= Gento (son of Genseric) =

Gento was the fourth and youngest son of Genseric, the founder of the Vandal Kingdom in Africa, and father of the vandal kings Gunthamund and Thrasamund. According to Procopius, at the Battle of Cape Bon during the Vandal War (461–468) the Vandals seized a Roman ship. A Roman General named John leaped off the ship to his death despite Gento, “offering pledges and holding out promises of safety.” Gento died in battle in 477.

Gunthamund (c. 450–496), King of the Vandals and Alans (484–496) was the third king of the north African Kingdom of the Vandals.
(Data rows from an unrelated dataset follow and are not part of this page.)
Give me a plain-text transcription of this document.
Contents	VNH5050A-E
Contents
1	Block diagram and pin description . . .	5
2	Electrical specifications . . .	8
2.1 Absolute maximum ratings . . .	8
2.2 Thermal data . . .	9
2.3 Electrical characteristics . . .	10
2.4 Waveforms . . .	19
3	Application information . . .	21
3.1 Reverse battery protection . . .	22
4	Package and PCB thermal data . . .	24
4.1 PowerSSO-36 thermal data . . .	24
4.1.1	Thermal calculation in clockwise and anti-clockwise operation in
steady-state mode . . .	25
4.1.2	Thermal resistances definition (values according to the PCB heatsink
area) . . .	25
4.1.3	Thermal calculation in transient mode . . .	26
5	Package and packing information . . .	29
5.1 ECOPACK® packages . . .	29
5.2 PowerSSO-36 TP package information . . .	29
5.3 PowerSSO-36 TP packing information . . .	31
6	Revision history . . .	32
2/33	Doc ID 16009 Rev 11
He succeeded his unpopular uncle Huneric, and for that reason alone, enjoyed a rather successful reign. Gunthamund was the second son born to Gento. Because most of Genseric's immediate family was dead, his elder brothers having been murdered by Huneric, Gunthamund found himself as the eldest male member of the family when Huneric died in 484. In accordance with his grandfather's laws on succession, which decreed that the oldest member of the family will be the successor, he was proclaimed king.

Thrasamund (450–523), King of the Vandals and Alans (496–523), was the fourth king of the north African Kingdom of the Vandals, and reigned longer than any other Vandal king in Africa other than his grandfather Genseric. Thrasamund was the third son of Gento, and became king in 496 after all of Genseric's sons and his own brother, King Gunthamund, had died.